His name is White King, he's 10 days old and the zoo says he's a real "teddy bear." But the lioness who bore him rejected him after a traumatic birth. Born on May 31, the cub is the first white lion born in a Spanish zoo.
Curled up in the arms of Juan Luis Malpartida, director of the Mundo Park zoo near the southern city of Seville, he's getting no shortage of cuddles and even a bottle of milk.
Juan Luis Malpartida feeds a bottle of milk to White King at the Guillena World Park Reserve. AFP
"It was a bad birth," he told AFP, adding that the mother, a white lioness brought over from Thailand four years ago had "laboured for 14 or 15 days before giving birth." And when he finally emerged, he was a hefty little fellow.
"Just imagine what she went through, I don't know how she got him out," says Malpartida, a 73-year-old who has spent his life surrounded by animals.
In the first three days, he didn't feed and after realising his mother "wasn't paying him any attention," they pulled him out of the compound, dehydrated and suffering from "hypothermia and hypoglycemia." By Wednesday, the change was evident.
"It's the first day I've seen with his head held up, trying to run," he said. For now the mother appears happy enough after her ordeal.

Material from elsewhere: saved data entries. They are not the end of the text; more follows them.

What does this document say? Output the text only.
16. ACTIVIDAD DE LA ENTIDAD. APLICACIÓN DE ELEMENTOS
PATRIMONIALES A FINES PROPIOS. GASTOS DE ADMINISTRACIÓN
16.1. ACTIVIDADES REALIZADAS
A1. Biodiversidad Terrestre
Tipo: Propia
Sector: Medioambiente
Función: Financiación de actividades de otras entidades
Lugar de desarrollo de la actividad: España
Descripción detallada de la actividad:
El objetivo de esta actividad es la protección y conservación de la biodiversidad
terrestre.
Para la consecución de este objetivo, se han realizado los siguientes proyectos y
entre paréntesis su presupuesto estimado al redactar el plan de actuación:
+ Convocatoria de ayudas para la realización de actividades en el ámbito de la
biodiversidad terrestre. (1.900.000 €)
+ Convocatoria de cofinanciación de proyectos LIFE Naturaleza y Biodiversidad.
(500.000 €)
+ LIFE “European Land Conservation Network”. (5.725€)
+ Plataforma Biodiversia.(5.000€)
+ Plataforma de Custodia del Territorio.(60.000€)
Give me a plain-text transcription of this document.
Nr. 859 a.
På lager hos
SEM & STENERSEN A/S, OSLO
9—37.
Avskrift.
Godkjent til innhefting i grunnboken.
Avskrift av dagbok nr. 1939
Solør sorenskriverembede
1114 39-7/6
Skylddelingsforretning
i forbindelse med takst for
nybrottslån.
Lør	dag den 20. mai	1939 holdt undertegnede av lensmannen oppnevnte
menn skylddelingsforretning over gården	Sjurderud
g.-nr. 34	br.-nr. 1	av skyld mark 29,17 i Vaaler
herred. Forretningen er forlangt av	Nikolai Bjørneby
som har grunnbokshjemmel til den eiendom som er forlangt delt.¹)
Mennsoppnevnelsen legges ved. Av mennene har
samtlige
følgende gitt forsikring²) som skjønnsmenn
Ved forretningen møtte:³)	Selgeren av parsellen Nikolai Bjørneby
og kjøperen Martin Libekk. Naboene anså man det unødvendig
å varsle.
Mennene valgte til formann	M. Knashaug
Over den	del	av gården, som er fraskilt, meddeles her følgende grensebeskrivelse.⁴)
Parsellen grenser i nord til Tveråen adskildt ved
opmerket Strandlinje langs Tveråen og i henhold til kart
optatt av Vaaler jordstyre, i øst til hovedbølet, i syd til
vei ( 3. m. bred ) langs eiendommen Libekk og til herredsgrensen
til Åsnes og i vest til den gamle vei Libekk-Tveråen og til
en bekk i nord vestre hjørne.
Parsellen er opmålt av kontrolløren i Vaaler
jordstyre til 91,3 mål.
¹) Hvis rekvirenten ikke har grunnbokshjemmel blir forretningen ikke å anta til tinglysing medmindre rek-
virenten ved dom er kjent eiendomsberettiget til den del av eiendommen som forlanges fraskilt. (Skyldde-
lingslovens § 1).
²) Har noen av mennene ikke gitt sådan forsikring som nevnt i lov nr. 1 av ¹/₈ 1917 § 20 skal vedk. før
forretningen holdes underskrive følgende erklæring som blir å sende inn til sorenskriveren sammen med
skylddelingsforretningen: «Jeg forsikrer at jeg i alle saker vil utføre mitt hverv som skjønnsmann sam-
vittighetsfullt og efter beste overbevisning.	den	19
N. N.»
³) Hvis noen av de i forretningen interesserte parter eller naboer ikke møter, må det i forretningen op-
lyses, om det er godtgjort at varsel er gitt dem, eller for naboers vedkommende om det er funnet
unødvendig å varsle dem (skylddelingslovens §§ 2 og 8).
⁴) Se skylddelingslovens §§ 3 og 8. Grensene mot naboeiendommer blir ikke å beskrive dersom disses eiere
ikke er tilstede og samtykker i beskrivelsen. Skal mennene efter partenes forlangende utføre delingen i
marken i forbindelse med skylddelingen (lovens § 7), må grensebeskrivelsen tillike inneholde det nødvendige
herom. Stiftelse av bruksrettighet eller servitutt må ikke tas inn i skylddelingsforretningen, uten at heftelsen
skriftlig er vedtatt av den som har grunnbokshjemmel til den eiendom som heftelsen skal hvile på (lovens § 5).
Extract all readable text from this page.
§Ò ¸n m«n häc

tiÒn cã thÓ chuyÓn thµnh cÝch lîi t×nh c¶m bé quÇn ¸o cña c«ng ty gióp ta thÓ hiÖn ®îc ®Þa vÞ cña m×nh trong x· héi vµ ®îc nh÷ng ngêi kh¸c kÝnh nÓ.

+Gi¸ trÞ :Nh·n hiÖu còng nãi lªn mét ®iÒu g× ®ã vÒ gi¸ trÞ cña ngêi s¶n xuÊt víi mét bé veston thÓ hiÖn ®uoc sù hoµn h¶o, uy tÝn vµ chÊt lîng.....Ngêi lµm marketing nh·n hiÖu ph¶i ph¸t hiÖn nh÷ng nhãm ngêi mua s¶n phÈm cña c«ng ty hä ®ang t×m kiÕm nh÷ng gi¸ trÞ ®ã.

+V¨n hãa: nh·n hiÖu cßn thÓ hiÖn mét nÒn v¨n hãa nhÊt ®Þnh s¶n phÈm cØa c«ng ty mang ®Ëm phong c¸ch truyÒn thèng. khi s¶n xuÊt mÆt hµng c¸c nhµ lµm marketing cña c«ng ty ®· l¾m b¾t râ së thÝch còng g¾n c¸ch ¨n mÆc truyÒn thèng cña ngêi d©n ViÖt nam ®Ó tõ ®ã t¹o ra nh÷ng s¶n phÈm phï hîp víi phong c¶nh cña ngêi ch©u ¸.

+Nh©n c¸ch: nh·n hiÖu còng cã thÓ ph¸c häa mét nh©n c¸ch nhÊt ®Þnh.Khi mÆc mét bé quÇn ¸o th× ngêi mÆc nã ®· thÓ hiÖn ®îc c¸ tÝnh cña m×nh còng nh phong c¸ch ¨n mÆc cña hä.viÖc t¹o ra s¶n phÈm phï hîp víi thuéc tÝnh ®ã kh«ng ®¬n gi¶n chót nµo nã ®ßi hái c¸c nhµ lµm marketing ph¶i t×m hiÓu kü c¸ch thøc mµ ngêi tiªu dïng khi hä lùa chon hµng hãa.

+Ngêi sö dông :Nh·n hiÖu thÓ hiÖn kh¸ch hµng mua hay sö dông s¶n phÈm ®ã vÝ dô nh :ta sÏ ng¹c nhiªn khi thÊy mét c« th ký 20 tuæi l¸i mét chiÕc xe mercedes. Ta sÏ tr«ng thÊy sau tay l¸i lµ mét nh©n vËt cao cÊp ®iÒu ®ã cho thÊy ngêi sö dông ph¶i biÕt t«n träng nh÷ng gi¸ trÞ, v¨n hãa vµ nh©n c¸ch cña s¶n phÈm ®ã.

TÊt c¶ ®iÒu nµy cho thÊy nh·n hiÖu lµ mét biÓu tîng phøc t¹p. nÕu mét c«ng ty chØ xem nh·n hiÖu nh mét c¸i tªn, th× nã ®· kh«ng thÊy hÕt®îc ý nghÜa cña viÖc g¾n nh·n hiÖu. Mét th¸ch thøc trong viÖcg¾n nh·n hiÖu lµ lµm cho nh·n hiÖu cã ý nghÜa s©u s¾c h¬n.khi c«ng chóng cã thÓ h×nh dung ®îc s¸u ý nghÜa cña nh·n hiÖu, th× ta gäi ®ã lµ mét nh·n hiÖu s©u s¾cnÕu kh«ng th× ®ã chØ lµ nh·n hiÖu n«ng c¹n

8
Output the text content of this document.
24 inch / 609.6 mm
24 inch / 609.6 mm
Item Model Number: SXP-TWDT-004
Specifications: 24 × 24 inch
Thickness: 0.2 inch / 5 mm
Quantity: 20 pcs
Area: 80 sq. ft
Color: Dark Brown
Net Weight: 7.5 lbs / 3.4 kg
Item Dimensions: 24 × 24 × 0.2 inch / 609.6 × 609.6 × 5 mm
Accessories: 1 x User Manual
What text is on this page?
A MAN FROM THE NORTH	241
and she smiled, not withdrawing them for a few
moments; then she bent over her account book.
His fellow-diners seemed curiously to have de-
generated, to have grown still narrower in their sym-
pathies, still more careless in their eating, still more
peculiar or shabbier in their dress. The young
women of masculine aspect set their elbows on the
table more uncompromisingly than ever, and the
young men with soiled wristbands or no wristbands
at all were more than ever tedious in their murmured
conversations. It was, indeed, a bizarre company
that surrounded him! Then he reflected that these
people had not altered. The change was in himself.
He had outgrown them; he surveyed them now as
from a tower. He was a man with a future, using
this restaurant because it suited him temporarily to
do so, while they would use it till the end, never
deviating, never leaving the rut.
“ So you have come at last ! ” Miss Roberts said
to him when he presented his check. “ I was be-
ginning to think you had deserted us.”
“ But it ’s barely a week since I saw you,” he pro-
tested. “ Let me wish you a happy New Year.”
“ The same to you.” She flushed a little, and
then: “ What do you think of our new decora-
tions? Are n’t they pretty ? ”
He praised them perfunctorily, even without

"She's totally calm," he said, indicating she appeared to have put the trauma of the birth behind her. "She wanted to be free of the cub, she was ready to mate again."
Juan Luis Malpartida presents White King at the Guillena World Park Reserve. AFP
White King will be one of the biggest attractions when this zoo, which counts 3,000 animals, reopens on Thursday following a three-month closure due to the epidemic.
For now, the Mundo Park staff will keep looking after him.
"When we see he's ready to be reunited with his parents, we'll do it. But it's a delicate issue because then he will competing with his father" for the mother's attention.